If $\sin\theta-\cos\theta\leq\mu (\cos\theta + \sin\theta)$, then $\tan\theta \leq \frac{1+\mu}{1-\mu}$

Question

In a text I'm reading, an implication is made:

$$\sin\theta-\cos\theta\leq\mu (\cos\theta + \sin\theta) \quad\implies\quad \tan\theta \leq \frac{1+\mu}{1-\mu}$$

I tried using some trigonometric identities to reproduce this result, but it seems I'm not familiar enough with them.

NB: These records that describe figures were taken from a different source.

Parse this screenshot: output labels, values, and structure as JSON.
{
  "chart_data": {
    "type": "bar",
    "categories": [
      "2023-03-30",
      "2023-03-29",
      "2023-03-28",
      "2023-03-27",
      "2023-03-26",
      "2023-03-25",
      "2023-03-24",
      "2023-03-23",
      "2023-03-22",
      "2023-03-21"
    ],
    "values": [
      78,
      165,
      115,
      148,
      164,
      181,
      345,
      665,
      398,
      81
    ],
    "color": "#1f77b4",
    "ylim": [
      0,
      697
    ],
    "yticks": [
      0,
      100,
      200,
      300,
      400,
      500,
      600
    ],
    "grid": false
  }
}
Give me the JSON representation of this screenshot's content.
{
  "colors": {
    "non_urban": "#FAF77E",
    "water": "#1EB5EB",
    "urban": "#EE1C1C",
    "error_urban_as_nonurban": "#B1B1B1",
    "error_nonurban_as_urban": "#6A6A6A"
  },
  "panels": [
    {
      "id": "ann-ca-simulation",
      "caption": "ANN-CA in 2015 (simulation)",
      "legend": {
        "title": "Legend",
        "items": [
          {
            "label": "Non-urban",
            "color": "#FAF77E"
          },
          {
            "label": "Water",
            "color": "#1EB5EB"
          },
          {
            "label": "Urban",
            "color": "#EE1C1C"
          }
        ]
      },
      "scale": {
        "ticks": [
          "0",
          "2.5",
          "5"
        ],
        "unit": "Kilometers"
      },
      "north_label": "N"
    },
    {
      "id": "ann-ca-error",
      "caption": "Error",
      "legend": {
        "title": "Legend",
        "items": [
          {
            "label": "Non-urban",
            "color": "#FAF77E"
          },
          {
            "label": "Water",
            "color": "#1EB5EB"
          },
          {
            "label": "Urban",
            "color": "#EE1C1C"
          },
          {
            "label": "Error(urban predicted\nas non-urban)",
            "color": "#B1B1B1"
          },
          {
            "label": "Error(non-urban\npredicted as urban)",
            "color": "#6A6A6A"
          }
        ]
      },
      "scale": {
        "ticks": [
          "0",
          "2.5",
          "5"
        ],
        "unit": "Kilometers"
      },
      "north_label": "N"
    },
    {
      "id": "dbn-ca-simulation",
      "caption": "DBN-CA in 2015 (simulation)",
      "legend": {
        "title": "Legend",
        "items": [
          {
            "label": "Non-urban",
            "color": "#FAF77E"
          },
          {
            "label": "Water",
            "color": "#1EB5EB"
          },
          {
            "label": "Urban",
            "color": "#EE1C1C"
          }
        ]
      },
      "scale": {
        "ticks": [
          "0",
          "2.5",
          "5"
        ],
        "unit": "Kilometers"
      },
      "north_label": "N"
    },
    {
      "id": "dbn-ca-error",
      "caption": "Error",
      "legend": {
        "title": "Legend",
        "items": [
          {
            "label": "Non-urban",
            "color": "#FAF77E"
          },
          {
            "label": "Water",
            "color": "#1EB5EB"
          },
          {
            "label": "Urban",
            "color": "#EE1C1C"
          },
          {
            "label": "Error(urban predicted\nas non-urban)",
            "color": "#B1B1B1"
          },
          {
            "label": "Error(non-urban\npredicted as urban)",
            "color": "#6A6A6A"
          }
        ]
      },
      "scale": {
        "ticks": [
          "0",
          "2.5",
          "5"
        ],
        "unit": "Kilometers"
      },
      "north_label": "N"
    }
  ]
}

How was this implication made?

Answer 1

If you divide both sides of the first inequality by $\cos \theta$, you obtain:

$$\frac {\sin \theta - \cos \theta} {\cos \theta} = \tan \theta - 1$$

$$\frac {\mu (\cos \theta + \sin \theta)} {\cos \theta} = \mu ( 1 + \tan \theta)$$

So, assuming $\cos \theta > 0$, from the first inequality you obtain:

$$\tan \theta - 1 \le \mu (1 + \tan \theta) \quad\implies\quad (1 - \mu) \tan \theta \le 1 + \mu$$

Then, assuming $1 - \mu > 0$, you obtain: $$\tan \theta \le \frac {1 + \mu} {1 - \mu}$$

If $\cos \theta < 0$, then by dividing both sides of the first inequality by $\cos \theta$, you must flip the sign. Therefore, the final inequality will be true provided that $1 - \mu < 0$ holds instead.

Answer 2

$$\mu\ge\dfrac{\sin\theta-\cos\theta}{\sin\theta+\cos\theta}$$

$$1+\mu\ge\dfrac{2\sin\theta}{\sin\theta+\cos\theta}$$

$$1-\mu\le\dfrac{2\cos\theta}{\sin\theta+\cos\theta}$$

$$\dfrac{1+\mu}{1-\mu}\ge \tan\theta$$